Girls Empowerment

Why focus on girls?

Empowering girls and achieving gender equality are crucial to creating inclusive, open and prosperous societies. Gender inequalities, however, persist in many countries so it is important that we find new ways of addressing this issue. We contribute to this agenda by creating opportunities for dialogue to influence policies that benefit girls; work with partners to promote access and opportunity for girls and build the skills and confidence of women and girls to achieve their potential and have more influence over decisions that affect their lives.

There has been considerable progress in recent decades in getting countries to acknowledge the importance of empowering women and girls, in order to promote greater equality in their relationships with men and boys, within their families and in society, but there is still a ot to be done. While the international community recognises the important contribution gender equality can make to poverty reduction and inclusive growth, it also recognises that equality must be, above all, a matter of basic social justice.

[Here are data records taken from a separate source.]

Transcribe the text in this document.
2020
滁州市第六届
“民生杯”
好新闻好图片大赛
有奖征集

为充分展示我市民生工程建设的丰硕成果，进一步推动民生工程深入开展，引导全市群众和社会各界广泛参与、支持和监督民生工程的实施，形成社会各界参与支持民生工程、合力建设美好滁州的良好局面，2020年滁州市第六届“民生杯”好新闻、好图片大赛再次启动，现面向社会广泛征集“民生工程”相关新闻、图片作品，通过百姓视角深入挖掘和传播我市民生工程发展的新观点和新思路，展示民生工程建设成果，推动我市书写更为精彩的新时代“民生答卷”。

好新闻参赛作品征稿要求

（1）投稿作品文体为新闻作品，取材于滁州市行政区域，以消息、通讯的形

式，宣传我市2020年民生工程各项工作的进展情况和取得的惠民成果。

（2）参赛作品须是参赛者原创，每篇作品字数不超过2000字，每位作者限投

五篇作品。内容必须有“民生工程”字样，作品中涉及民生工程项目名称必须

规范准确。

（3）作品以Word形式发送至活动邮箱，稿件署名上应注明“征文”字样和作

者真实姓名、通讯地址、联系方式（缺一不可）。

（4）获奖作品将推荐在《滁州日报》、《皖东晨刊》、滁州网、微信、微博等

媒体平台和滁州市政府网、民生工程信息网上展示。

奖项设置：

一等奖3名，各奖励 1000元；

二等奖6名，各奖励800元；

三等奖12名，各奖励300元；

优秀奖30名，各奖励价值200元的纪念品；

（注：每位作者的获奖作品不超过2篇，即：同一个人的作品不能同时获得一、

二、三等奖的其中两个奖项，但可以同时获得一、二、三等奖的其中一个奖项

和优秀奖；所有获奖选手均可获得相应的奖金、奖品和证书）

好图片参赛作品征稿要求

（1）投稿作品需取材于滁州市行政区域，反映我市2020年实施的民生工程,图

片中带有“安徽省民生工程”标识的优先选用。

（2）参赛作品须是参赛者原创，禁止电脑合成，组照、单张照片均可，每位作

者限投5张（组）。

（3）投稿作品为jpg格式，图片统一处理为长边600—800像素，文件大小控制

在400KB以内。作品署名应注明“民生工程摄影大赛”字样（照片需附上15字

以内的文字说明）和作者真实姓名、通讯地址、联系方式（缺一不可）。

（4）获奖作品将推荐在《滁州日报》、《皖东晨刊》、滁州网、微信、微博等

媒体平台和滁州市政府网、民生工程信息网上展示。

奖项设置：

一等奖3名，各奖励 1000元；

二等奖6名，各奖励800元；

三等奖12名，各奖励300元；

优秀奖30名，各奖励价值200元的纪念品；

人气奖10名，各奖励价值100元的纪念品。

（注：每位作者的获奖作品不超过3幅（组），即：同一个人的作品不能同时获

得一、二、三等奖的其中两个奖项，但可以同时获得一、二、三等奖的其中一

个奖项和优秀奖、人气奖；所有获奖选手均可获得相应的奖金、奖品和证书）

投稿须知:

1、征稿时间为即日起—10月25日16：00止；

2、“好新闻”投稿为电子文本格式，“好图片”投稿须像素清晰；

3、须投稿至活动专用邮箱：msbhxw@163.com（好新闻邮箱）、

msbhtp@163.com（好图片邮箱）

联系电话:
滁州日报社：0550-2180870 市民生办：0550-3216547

Here are five reasons why empowering adolescent girls matters to all of us.

1. It’s her right.

Fundamentally, this is a human rights issue. Discrimination has no place in the 21st century, and every girl has the right to go to school, stay safe from violence, access health services, and fully participate in her community.

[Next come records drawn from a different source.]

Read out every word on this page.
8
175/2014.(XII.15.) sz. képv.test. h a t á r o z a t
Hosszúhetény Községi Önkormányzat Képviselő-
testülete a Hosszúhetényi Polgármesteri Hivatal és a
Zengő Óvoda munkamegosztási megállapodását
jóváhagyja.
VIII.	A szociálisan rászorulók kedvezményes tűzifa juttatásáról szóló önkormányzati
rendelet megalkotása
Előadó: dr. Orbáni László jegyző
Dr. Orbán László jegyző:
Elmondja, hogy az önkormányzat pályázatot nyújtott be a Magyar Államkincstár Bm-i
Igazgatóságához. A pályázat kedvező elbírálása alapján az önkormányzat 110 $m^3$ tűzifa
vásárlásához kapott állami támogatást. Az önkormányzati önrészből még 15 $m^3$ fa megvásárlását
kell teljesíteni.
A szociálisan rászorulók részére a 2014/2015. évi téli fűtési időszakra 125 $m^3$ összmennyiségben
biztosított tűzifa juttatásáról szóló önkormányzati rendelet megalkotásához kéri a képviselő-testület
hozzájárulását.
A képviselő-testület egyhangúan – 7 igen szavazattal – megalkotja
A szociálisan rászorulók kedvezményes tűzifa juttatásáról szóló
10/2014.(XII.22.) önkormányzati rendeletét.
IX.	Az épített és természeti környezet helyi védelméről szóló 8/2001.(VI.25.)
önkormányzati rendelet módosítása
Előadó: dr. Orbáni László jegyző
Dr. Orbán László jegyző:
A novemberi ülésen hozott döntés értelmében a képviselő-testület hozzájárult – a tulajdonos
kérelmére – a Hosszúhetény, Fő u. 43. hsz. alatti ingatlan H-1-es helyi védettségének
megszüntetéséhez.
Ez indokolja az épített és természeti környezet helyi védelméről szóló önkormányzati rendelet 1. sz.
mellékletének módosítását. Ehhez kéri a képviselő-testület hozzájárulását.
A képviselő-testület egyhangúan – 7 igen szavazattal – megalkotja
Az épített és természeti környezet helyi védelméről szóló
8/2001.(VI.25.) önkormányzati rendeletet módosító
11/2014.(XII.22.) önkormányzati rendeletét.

2. Empowered girls mean healthier families.

When girls are educated, healthy, and empowered, families are healthier. According to UNESCO, 2.1 million children under age 5 were saved between 1990 and 2009 because of improvements in girls’ education. And closing the gap in the unmet need for family planning for the 225 million girls and women who want to delay or avoid pregnancy but aren’t using modern contraception would reduce maternal deaths by 67% and newborn deaths by 77%.

3. Empowered girls are key to breaking the cycle of poverty for families around the world.

Research from the Brookings Institution has found that every additional year of school increases a girls’ eventual wages by an average of 12% – earnings she invests back into her family. Empowered, educated girls have healthier, better educated children and higher wages – helping to break the cycle of poverty.

4. Empowered girls strengthen economies.

According to a new Brookings report, “Increasing the number of women completing secondary education by just 1 percent could increase a country’s economic growth by 0.3 percent.” Additionally, a report just released by the McKinsey Global Institute found that if women’s level of participation in the labor market was the same as men’s it would add up to $28 trillion to annual global GDP in 2025.

5. Did we mention it’s the right thing to do?

Investing in girls is one of the smartest things we can do to promote a healthier, more prosperous world. More importantly, it’s the right thing to do. Every girl has the right to be in charge of her future and her fate, and we have the collective obligation to protect her rights and promote her wellbeing.